Nuestra
sociedad actual se caracteriza, entre otras cosas, por la
sobreinformación. Podemos acceder a cualquier dato en cualquier momento y
por eso conocemos lugares, costumbres, culturas, etc. de lo más
variopintas. El conocimiento se retroalimenta con más conocimiento y
nuestras ansias de saber más crecen cada día.
Nos
gusta soñar y nos gusta evadirnos del presente a otros momentos que nos
dicen que vamos a disfrutar mucho más. Esto hace que nos cueste
centrarnos en el día a día porque constantemente estamos proyectando
nuevos planes. Nuestra mente vive en un momento que no ha llegado aún en
un intento de escapar de la rutina.
Además,
unido a la sobreinformación, se encuentra la sobreestimulación que nos
rodea. Constantemente surgen nuevos productos que prometen ser una
revolución y que, si nos los perdemos, quedaremos atrás o nos perderemos
lo mejor de los últimos tiempos.
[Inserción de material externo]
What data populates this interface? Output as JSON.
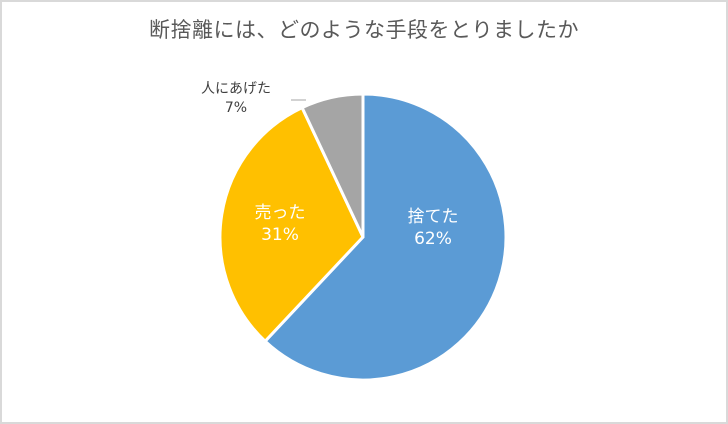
{
  "chart_data": {
    "type": "pie",
    "title": "断捨離には、どのような手段をとりましたか",
    "categories": [
      "捨てた",
      "売った",
      "人にあげた"
    ],
    "values": [
      62,
      31,
      7
    ],
    "unit": "%",
    "colors": [
      "#5b9bd5",
      "#ffc000",
      "#a5a5a5"
    ],
    "start_angle_deg": 0,
    "direction": "clockwise",
    "legend": "none",
    "data_labels": [
      {
        "category": "捨てた",
        "value_text": "62%",
        "position": "inside"
      },
      {
        "category": "売った",
        "value_text": "31%",
        "position": "inside"
      },
      {
        "category": "人にあげた",
        "value_text": "7%",
        "position": "outside-with-leader"
      }
    ]
  },
  "labels": {
    "throw": {
      "name": "捨てた",
      "pct": "62%"
    },
    "sell": {
      "name": "売った",
      "pct": "31%"
    },
    "give": {
      "name": "人にあげた",
      "pct": "7%"
    }
  }
}
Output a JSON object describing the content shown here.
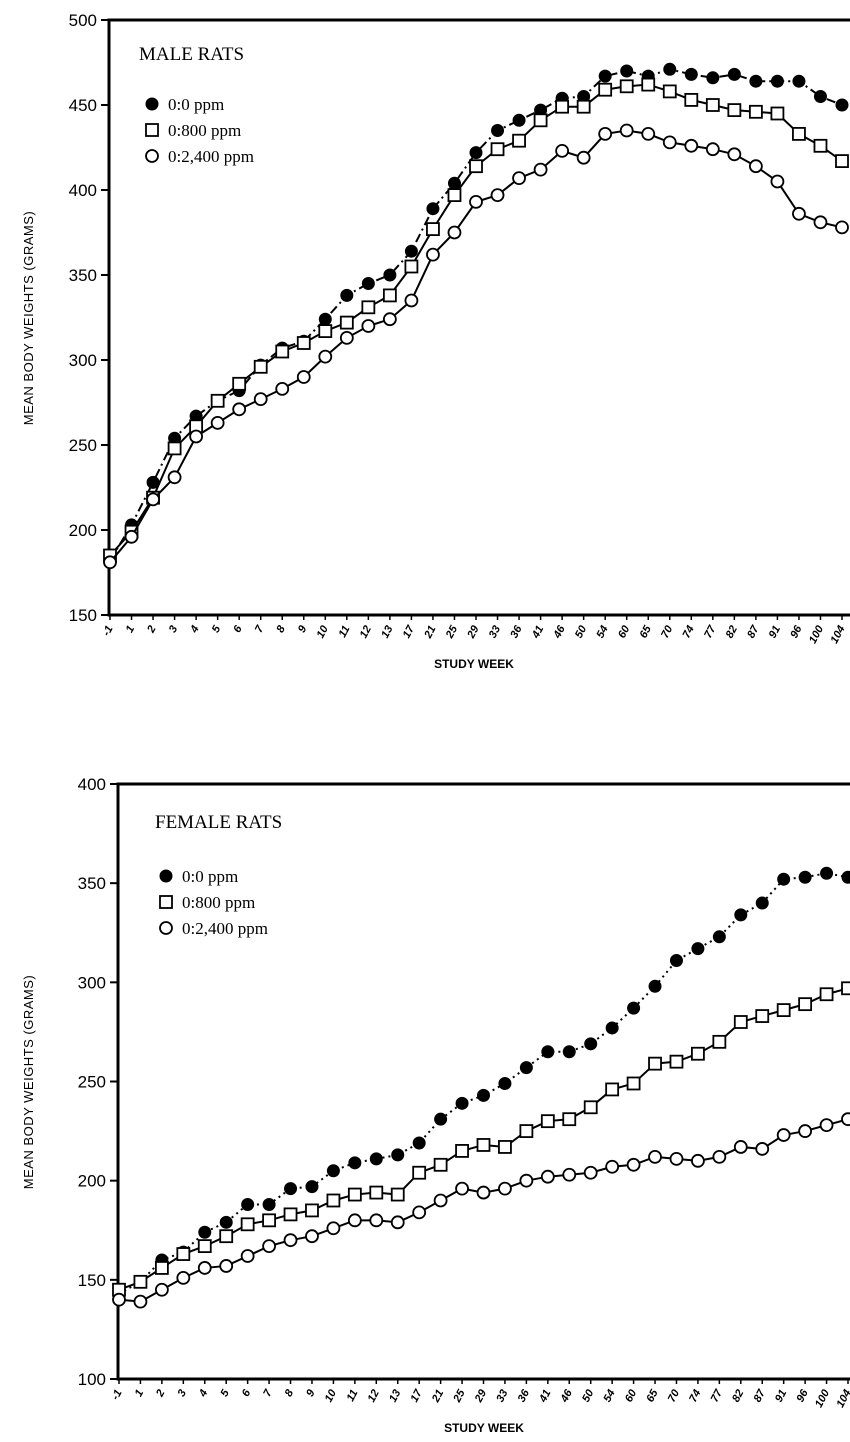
{
  "chart_data": [
    {
      "type": "line",
      "title": "MALE RATS",
      "xlabel": "STUDY WEEK",
      "ylabel": "MEAN BODY WEIGHTS (GRAMS)",
      "ylim": [
        150,
        500
      ],
      "yticks": [
        150,
        200,
        250,
        300,
        350,
        400,
        450,
        500
      ],
      "categories": [
        "-1",
        "1",
        "2",
        "3",
        "4",
        "5",
        "6",
        "7",
        "8",
        "9",
        "10",
        "11",
        "12",
        "13",
        "17",
        "21",
        "25",
        "29",
        "33",
        "36",
        "41",
        "46",
        "50",
        "54",
        "60",
        "65",
        "70",
        "74",
        "77",
        "82",
        "87",
        "91",
        "96",
        "100",
        "104"
      ],
      "series": [
        {
          "name": "0:0 ppm",
          "marker": "filled-circle",
          "line": "dash-dot",
          "values": [
            182,
            203,
            228,
            254,
            267,
            276,
            282,
            297,
            307,
            311,
            324,
            338,
            345,
            350,
            364,
            389,
            404,
            422,
            435,
            441,
            447,
            454,
            455,
            467,
            470,
            467,
            471,
            468,
            466,
            468,
            464,
            464,
            464,
            455,
            450
          ]
        },
        {
          "name": "0:800 ppm",
          "marker": "open-square",
          "line": "solid",
          "values": [
            185,
            199,
            219,
            248,
            261,
            276,
            286,
            296,
            305,
            310,
            317,
            322,
            331,
            338,
            355,
            377,
            397,
            414,
            424,
            429,
            441,
            449,
            449,
            459,
            461,
            462,
            458,
            453,
            450,
            447,
            446,
            445,
            433,
            426,
            417
          ]
        },
        {
          "name": "0:2,400 ppm",
          "marker": "open-circle",
          "line": "solid",
          "values": [
            181,
            196,
            218,
            231,
            255,
            263,
            271,
            277,
            283,
            290,
            302,
            313,
            320,
            324,
            335,
            362,
            375,
            393,
            397,
            407,
            412,
            423,
            419,
            433,
            435,
            433,
            428,
            426,
            424,
            421,
            414,
            405,
            386,
            381,
            378
          ]
        }
      ]
    },
    {
      "type": "line",
      "title": "FEMALE RATS",
      "xlabel": "STUDY WEEK",
      "ylabel": "MEAN BODY WEIGHTS (GRAMS)",
      "ylim": [
        100,
        400
      ],
      "yticks": [
        100,
        150,
        200,
        250,
        300,
        350,
        400
      ],
      "categories": [
        "-1",
        "1",
        "2",
        "3",
        "4",
        "5",
        "6",
        "7",
        "8",
        "9",
        "10",
        "11",
        "12",
        "13",
        "17",
        "21",
        "25",
        "29",
        "33",
        "36",
        "41",
        "46",
        "50",
        "54",
        "60",
        "65",
        "70",
        "74",
        "77",
        "82",
        "87",
        "91",
        "96",
        "100",
        "104"
      ],
      "series": [
        {
          "name": "0:0 ppm",
          "marker": "filled-circle",
          "line": "dotted",
          "values": [
            143,
            149,
            160,
            164,
            174,
            179,
            188,
            188,
            196,
            197,
            205,
            209,
            211,
            213,
            219,
            231,
            239,
            243,
            249,
            257,
            265,
            265,
            269,
            277,
            287,
            298,
            311,
            317,
            323,
            334,
            340,
            352,
            353,
            355,
            353
          ]
        },
        {
          "name": "0:800 ppm",
          "marker": "open-square",
          "line": "solid",
          "values": [
            145,
            149,
            156,
            163,
            167,
            172,
            178,
            180,
            183,
            185,
            190,
            193,
            194,
            193,
            204,
            208,
            215,
            218,
            217,
            225,
            230,
            231,
            237,
            246,
            249,
            259,
            260,
            264,
            270,
            280,
            283,
            286,
            289,
            294,
            297
          ]
        },
        {
          "name": "0:2,400 ppm",
          "marker": "open-circle",
          "line": "solid",
          "values": [
            140,
            139,
            145,
            151,
            156,
            157,
            162,
            167,
            170,
            172,
            176,
            180,
            180,
            179,
            184,
            190,
            196,
            194,
            196,
            200,
            202,
            203,
            204,
            207,
            208,
            212,
            211,
            210,
            212,
            217,
            216,
            223,
            225,
            228,
            231
          ]
        }
      ]
    }
  ]
}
Así, entramos en una dinámica de
querer probarlo todo y de sacrificarnos para comprarnos lo más nuevo y
poder presumir de lo que vivimos y lo que experimentamos o cómo se decía
antes “poder contárselo a nuestros nietos”.
El Carpe Diem o vivir el momento presente se ha convertido en una obsesión |
Creemos
que nuestra satisfacción personal depende de la cantidad de cosas que
hagamos o que probemos y que eso también nos convertirá en mejores
personas por acumular la mayor cantidad de experiencias posibles al cabo
de nuestra vida. Sin embargo, se trata de una verdad a medias.
La
experiencia nos hace aprender siempre que sepamos hacerlo, siempre que
seamos conscientes de lo que estamos viviendo y reflexionemos sobre
ello. Podemos estar físicamente en un momento dado, actuar, ver y sentir
y, a la vez, nuestros pensamientos pueden estar estancados en otras
alternativas que no pudimos elegir. Es necesario que haya un proceso de
aprendizaje para asimilar lo que queremos que perdure como experiencia
si no, será un acto semejante a mirar por la ventana.
El Carpe Diem
se ha convertido en una obsesión y vivir el momento presente se ha
transformado en tener prisa por vivir. Pensamos que con lo que hacemos a
diario estamos perdiendo el tiempo o que tendríamos que hacer algo más
productivo con nuestra vida. Y a la vez, nos agobiamos porque nos damos
cuenta de que no tenemos suficiente tiempo para hacer todo lo que
queremos.
Eso
nos sumerge en un estado de ansiedad que no nos permite disfrutar de
forma plena por no ser capaces de deshacernos de las otras alternativas.
Nos cuesta elegir y tratamos de evitarlo y, con ello, lo que
conseguimos es que la ansiedad se afiance. Nos autoconvencemos de que
seremos capaces de conseguir llevar a cabo todo lo que pretendemos y es
entonces cuando nuestra cabeza deja de centrarse en el presente para
comenzar a pensar en el futuro.
Debemos
aprender a establecer prioridades y saber qué es lo que nos interesa de
verdad para poder elegir adecuadamente. Realizar actividades o probar
nuevas sensaciones que ya no recordaremos al día siguiente por estar
demasiado ocupados en lo siguiente que va a venir nos va a crear una
sensación de insatisfacción continua que derivará en una ansiedad
generalizada. No nos la podremos quitar de encima a menos que
reconectemos con el momento presente y comencemos a tomar decisiones.
Y tomar decisiones, siempre conlleva renunciar a algo.